29 AUGUST 1896, Page 2

From the best information we can gather of the course

of the canvass for the Presidential election in the United States, we should expect Mr. McKinley to be elected by a con- siderable majority in the Electoral College, though of how the popular majority may go, it is not possible to form any clear estimate. In his letter accepting the Republican nomination, Mr. McKinley has a good deal strengthened his declaration against the free coinage of silver, and so obtained a little more cordial support from the adherents of a gold standard He has, however, also strengthened his declaration in favour of returning to a much more stringently protective tariff, and by that means has given great offence to some of the most earnest of the supporters of hard money. Mr.
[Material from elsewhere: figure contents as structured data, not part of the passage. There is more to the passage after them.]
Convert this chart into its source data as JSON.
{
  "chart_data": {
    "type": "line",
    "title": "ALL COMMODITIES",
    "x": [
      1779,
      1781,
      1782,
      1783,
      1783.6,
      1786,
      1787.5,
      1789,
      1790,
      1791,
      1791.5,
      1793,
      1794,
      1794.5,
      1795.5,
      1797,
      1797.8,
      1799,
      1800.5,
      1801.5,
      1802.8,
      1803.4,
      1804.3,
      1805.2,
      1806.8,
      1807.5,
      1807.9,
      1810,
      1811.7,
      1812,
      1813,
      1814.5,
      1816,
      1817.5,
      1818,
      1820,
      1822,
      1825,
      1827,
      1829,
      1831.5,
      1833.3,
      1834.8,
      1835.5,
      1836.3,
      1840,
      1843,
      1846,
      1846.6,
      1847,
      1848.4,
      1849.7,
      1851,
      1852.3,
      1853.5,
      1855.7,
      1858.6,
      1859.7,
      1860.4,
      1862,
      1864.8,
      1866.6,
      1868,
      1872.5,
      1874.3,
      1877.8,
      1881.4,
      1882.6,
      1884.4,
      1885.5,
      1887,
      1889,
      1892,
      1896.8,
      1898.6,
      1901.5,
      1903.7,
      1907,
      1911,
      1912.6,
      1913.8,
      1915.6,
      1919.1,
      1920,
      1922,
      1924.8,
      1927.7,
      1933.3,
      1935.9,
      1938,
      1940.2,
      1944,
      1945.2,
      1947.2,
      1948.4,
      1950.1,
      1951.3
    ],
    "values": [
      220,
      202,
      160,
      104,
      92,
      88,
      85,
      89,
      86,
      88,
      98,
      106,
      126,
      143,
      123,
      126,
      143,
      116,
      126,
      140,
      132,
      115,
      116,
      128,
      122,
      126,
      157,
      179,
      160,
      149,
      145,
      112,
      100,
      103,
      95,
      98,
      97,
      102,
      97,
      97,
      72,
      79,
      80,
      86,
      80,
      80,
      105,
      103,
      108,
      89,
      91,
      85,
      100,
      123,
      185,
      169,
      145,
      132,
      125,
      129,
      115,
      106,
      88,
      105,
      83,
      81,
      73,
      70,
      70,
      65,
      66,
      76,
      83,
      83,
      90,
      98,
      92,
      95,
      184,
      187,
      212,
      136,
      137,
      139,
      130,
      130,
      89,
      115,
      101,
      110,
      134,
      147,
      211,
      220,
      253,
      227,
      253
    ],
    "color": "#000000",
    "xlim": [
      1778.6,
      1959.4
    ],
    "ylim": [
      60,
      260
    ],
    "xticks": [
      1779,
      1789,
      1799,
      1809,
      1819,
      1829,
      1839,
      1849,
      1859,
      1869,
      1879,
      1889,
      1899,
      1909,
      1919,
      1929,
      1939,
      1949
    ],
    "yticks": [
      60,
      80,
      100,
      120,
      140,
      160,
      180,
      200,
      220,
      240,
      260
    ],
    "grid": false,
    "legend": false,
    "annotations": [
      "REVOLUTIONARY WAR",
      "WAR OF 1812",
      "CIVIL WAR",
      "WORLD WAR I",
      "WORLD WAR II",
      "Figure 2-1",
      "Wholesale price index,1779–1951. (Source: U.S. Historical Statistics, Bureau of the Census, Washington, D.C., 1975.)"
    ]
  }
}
Bryan has become rather more vehemently populist, if not more silverite, than he was at first, and his support of the principle of Free-trade has rather fallen into the background. He talks a good deal of the "toiling masses," rather to the disgust of the American journalists, who think with some justice that not only the masses but the classes in the United States toil,—indeed, that many who have accumulated wealth toil even harder than the poor, in order to add to that wealth. The Presidential election of the present year,—it is tobe decided on November 3rd,—will be known, we suspect, as Hobson's choice. It will either return a President who is in favour of directly confiscating a considerable proportion of American creditors' property, or (more probably) a statesman who will do his best to render the property they have as useless to them as a desperately high tariff can make it.